But he woke up, and he was still in the room. Dried blood was caked over his face. His lips were swollen. His head pounded fiercely. He had fallen asleep with the shard of glass, and there were deep, bloody grooves in the fleshy parts of his lower fingers from clutching at it in his sleep. When he pushed a fingernail against the cut, he could still feel the sensation, and that, at least was something. No nerve damage. Or minimal nerve damage.

"Gibbs? You didn't come and get me. I thought - I thought -" He wrinkled his nose and pushed his bloody hand up over his face, feeling the crust of blood. "I shouldn't have even woken up. Hey, Gibbs, how many days now? How many days has it been? I broke the mirror."

A lightning bolt rocked into him.

"Seven years bad luck. That's - that's seven years, I'd die - I'd die in here - I can't take it." He scrubbed his arm over his face. He laughed nervously. "Seven years. Two thousand, five hundred fifty days. Okay. Sixty-one thousand, three hundred twenty hours. Minutes. I don't know. Seven years is an awful lot of minutes, Gibbs. I don't know if I can do that. Just - days. I can do days. I remember days."

-()

Look out the window.

Remember.

The window was the border between the room and the rest of the world, and he carved it in the place where the television used to be. He couldn't scratch the concrete with the glass, and he was afraid that too much effort would make it shatter in his hand, but after a minute of working, he went back to the bed and found that he had created the window, after all. That there was a perfect square, a gap in the wall, and when he looked in it, it stole his gaze.

Look. Remember.

Remember the way the days started too late in the morning, when the sun was already liquid gold and the asphalt boiled underneath his feet. Remember the time he woke up at five in the morning and called Kate, when he teased her until he came with her to watch the sunrise in front of the Washington Monument like they were tourists, sitting in the sundial shadow of the tower, with Kate digging her fingers into his ribs and moaning that if he ever woke her up that early ever again, he would be so dead, but yes, it was pretty. Remember everything. Remember the blare of the alarm clock, stumbling into the shower. Remember the smell of Gibbs's coffee, strong and black, how he wasn't supposed to touch but had stolen some anyway, his first week on the job, had taken a long drink of the coffee when Gibbs wasn't looking - that was the first time Gibbs had smacked him. The coffee had been bitter, but worth it, because of how Gibbs had looked at him like he was really looking at him. The first time Gibbs had said his name, growled, "Dinozzo - hands off the coffee."

Days. He could do that. He must have thousands of them in his memory, stockpiled away, and when he woke up, he would go over them, relive a morning. Good or bad didn't matter, as long as it wasn't a morning confined within these four walls.

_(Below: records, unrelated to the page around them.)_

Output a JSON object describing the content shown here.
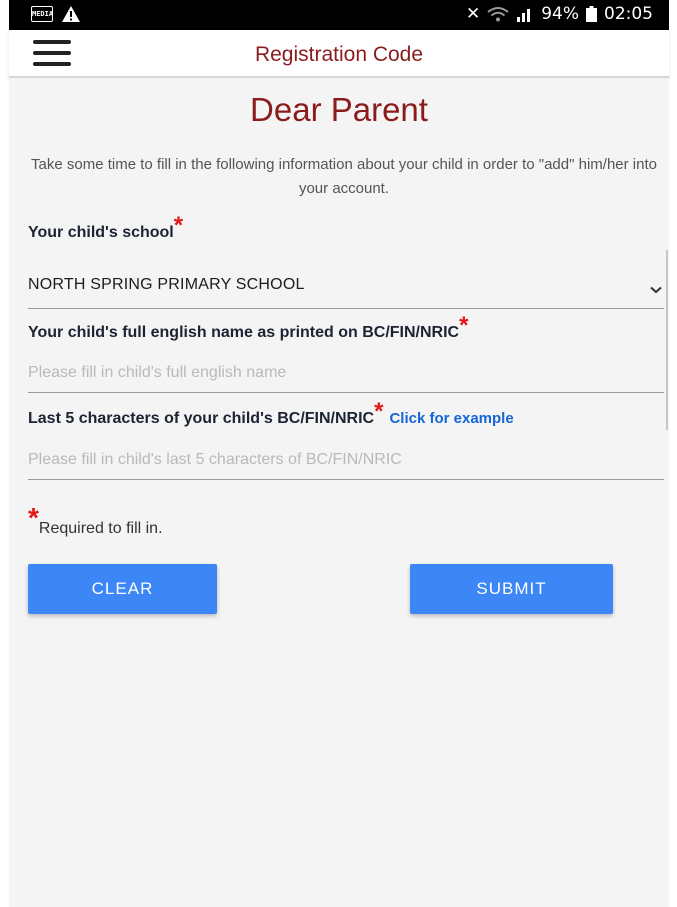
{
  "status_bar": {
    "app_badge": "MEDIA",
    "mute_glyph": "✕",
    "battery": "94%",
    "time": "02:05"
  },
  "app_bar": {
    "title": "Registration Code"
  },
  "page": {
    "heading": "Dear Parent",
    "intro": "Take some time to fill in the following information about your child in order to \"add\" him/her into your account."
  },
  "form": {
    "school": {
      "label": "Your child's school",
      "value": "NORTH SPRING PRIMARY SCHOOL"
    },
    "name": {
      "label": "Your child's full english name as printed on BC/FIN/NRIC",
      "placeholder": "Please fill in child's full english name"
    },
    "id": {
      "label": "Last 5 characters of your child's BC/FIN/NRIC",
      "link": "Click for example",
      "placeholder": "Please fill in child's last 5 characters of BC/FIN/NRIC"
    },
    "required_star": "*",
    "required_note": "Required to fill in."
  },
  "buttons": {
    "clear": "CLEAR",
    "submit": "SUBMIT"
  },
  "colors": {
    "accent_title": "#8b1c1c",
    "button_blue": "#3d86f6",
    "link_blue": "#1565d8",
    "required_red": "#e31818"
  }
}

He didn't eat that day. He leaned against the wall and remembered the way the band of Kate's watch had shimmered when they had watched the sunrise, how he had thrown grass on her shirt. Remembered the taste of Gibbs's coffee, two years gone on his tongue.

-()

One hundred days.

He etched the number into his skin at the top of his shoulder, a straight line and two uneven eggs rolling down his upper arm. One hundred.

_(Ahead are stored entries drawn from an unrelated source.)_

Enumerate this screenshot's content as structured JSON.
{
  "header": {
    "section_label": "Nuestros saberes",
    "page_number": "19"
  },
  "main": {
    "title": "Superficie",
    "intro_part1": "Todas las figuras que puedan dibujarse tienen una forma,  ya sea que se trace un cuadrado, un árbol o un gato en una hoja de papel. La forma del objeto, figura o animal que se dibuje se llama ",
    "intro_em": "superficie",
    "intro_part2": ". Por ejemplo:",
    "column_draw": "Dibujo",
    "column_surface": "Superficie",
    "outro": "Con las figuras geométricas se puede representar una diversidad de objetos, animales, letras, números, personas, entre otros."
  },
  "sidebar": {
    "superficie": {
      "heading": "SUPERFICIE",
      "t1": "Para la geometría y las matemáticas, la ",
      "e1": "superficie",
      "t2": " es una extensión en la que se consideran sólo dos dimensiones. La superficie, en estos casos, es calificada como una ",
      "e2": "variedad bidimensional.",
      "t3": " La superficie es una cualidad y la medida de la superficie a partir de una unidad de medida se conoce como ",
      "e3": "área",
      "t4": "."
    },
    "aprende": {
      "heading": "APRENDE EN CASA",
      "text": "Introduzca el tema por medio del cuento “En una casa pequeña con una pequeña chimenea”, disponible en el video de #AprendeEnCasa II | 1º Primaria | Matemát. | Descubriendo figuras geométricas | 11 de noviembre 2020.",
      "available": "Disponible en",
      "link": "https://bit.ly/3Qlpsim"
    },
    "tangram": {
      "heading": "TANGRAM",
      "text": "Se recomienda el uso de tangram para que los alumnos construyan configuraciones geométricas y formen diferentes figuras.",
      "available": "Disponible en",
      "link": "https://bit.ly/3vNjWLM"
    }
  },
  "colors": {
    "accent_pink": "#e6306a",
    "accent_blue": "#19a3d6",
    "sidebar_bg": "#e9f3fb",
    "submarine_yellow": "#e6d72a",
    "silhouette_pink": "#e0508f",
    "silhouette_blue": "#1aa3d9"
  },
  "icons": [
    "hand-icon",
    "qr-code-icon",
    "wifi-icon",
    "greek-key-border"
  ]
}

He was running out of memories.

It wasn't that he didn't have them anymore, it was just that he would reach for them and then they would slip away, the way sand receded in wave, his memories being stolen away inch by inch. He would fold his hands behind his head, close his eyes, and think about his first day on the job in Baltimore, but he would lose pieces of the day, so he would turn to the first time Gibbs had given him a compliment, but the details would grow fuzzy, the images black and white. His first girlfriend, but without the texture of her skin. It was like trying to assemble a Frankenstein's monster of a history, with none of the pieces fitting together exactly and all of them a little decayed.

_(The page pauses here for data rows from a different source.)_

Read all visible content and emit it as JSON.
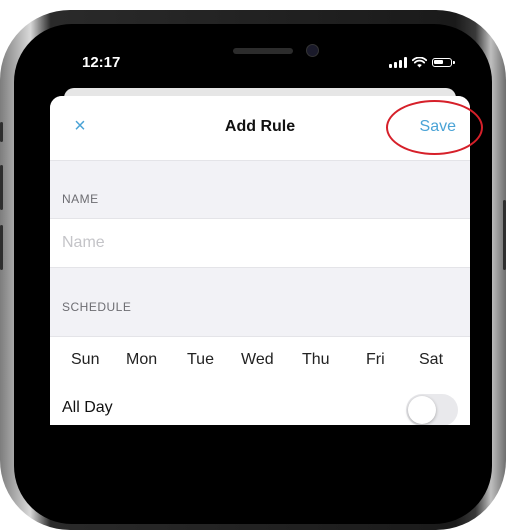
{
  "status_bar": {
    "time": "12:17"
  },
  "nav": {
    "close_glyph": "×",
    "title": "Add Rule",
    "save_label": "Save"
  },
  "name_section": {
    "header": "NAME",
    "placeholder": "Name",
    "value": ""
  },
  "schedule_section": {
    "header": "SCHEDULE",
    "days": [
      "Sun",
      "Mon",
      "Tue",
      "Wed",
      "Thu",
      "Fri",
      "Sat"
    ]
  },
  "all_day": {
    "label": "All Day",
    "enabled": false
  },
  "colors": {
    "accent": "#4aa3d6",
    "annotation": "#d6202a"
  },
  "icons": [
    "close-icon",
    "signal-icon",
    "wifi-icon",
    "battery-icon"
  ]
}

It had been two days since he'd eaten anything, hours since he'd had any water. His voice was a croak.

"Hey," he said.

Gibbs was leaning against the wall.

"You come looking for me, boss?"

"It's nothing personal, Dinozzo. Would have done it for anyone."

Gibbs was looking at some imaginary speck of lint on his coat-sleeve, and he flicked it away. Tony felt ashamed, being naked, but his clothes were still sopping wet. He burrowed under the sheets and tried to turn, to hide his arm and the etched numbers from Gibbs, but Gibbs saw everything, just like he always had.

Gibbs looked disgusted. "This is a waste of my time."

"I'll get better," Tony said desperately, pushing himself up, and forgetting to hide the blood or his nakedness. The sheets fell down around his hips. "I promise. Just let me out."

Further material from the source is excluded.